There was no languor or other stupefaction associated with wakening from some surfeit of wine or laudanum. They came alert within moments of each other, and their limbs obeyed their commands almost as soon as their eyes finally focused on the recessed alabaster ceiling tiles above. Immediately they fell to amazed and urgent conversation. Each a luminary of fields of various sciences, they agreed quickly that somehow they had all experienced the same life-fragment of another soul. Bell gazed out over them like some chirurgeon watching a crippled patient rise and walk for the first time. He was silent, but the suppressed smirk that thinned his lips even further, told any who glanced at him that the chemist prodigy was extremely well-pleased with himself.

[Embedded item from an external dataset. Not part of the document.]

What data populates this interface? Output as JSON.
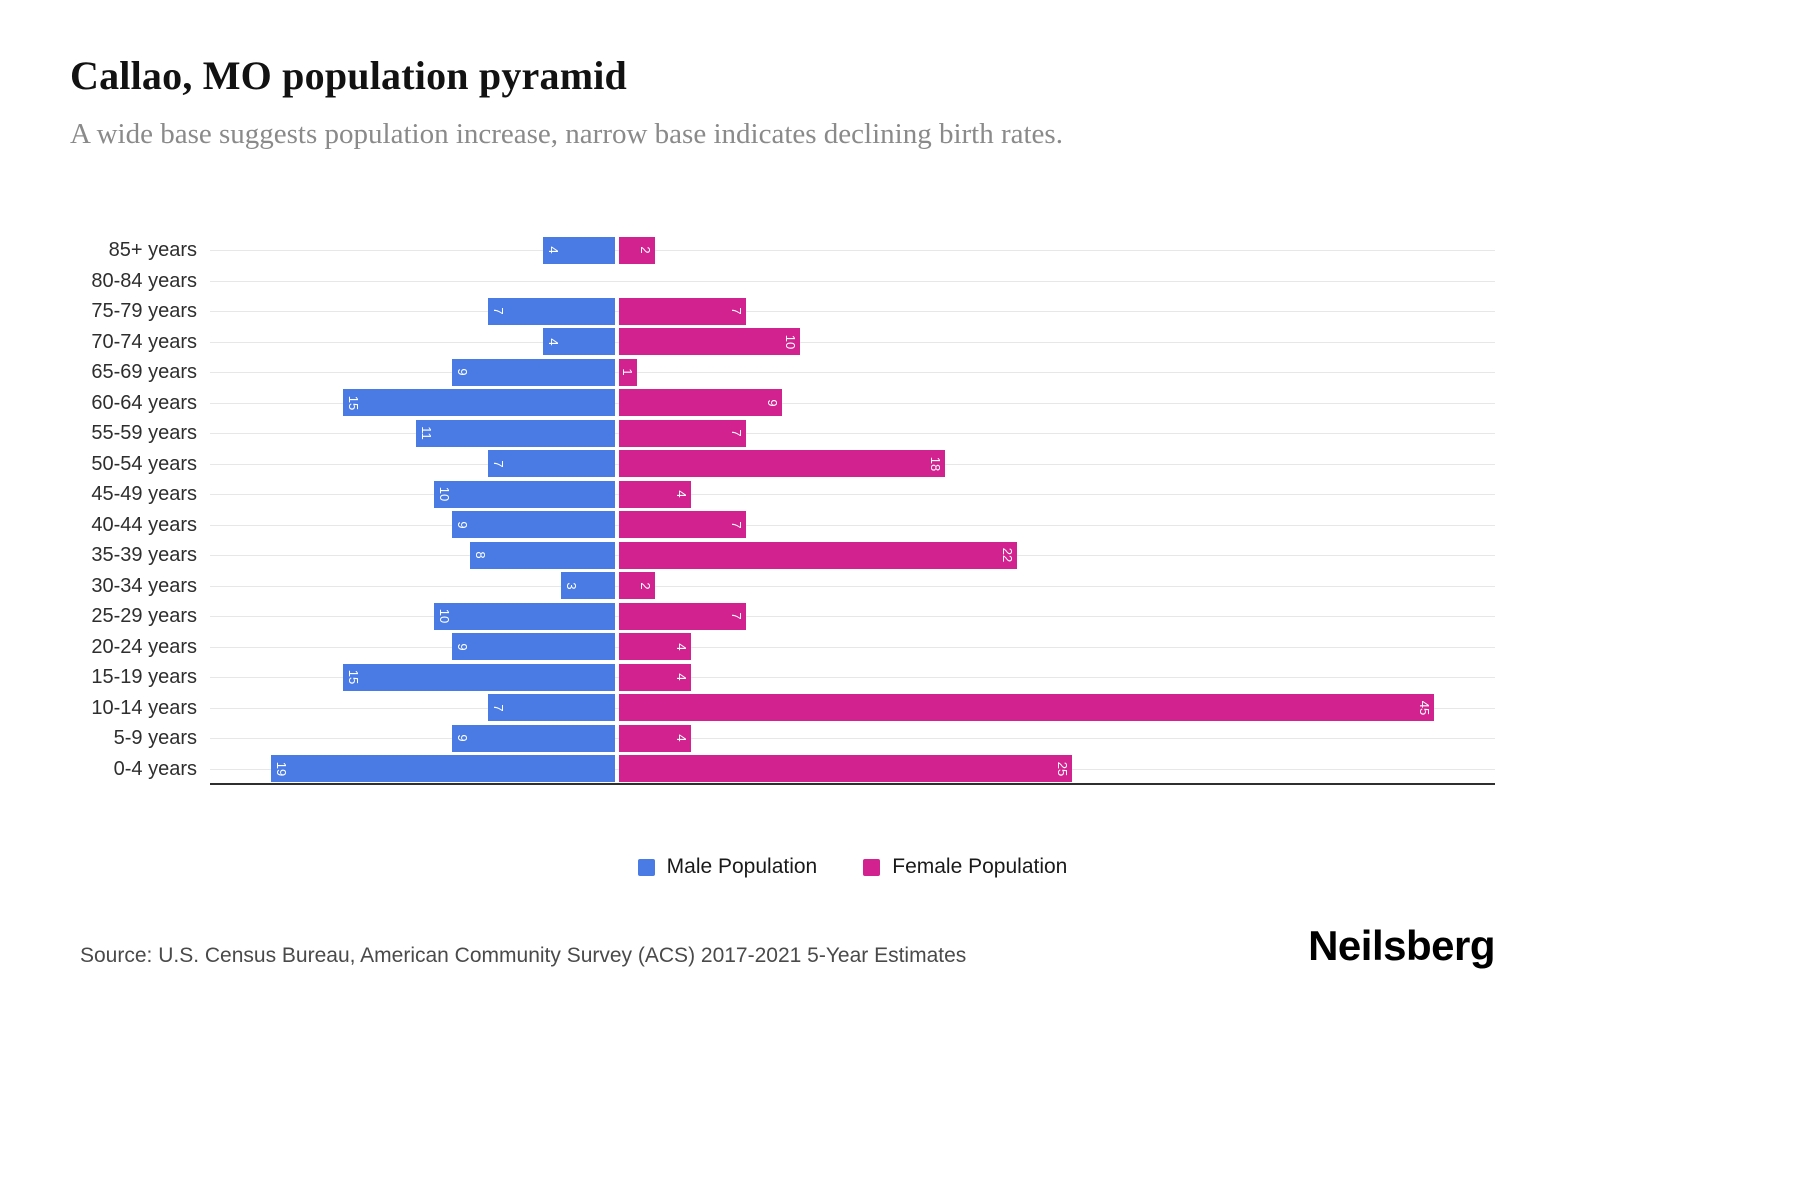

No one spoke directly to Bell. By his order, the crystal bowl was set before him by the butler, and later he was brought a series of metallic camp decanters in which to pour the contents. A particularly brave boy approached at one point as asked if he might remove the bowl and its residue, but Bell half-playfully, half-sternly slapped him away, jealous of even those precious drops, which he then sopped up with his napkin. Perhaps he feared what would happen to an unsupervised administration of even the smallest amount of his arcane elixir. Perhaps he was afraid some rival would use it to his own advantage and fame. We do not know, as he spoke no further word that evening, but only smiled when Mr. Pickman rose suddenly from his chair at one point, slapped his thigh, and shouted in revelation. “That's what happened to that devil! I knew our good Captain Walton should have been sure it went into the ice!”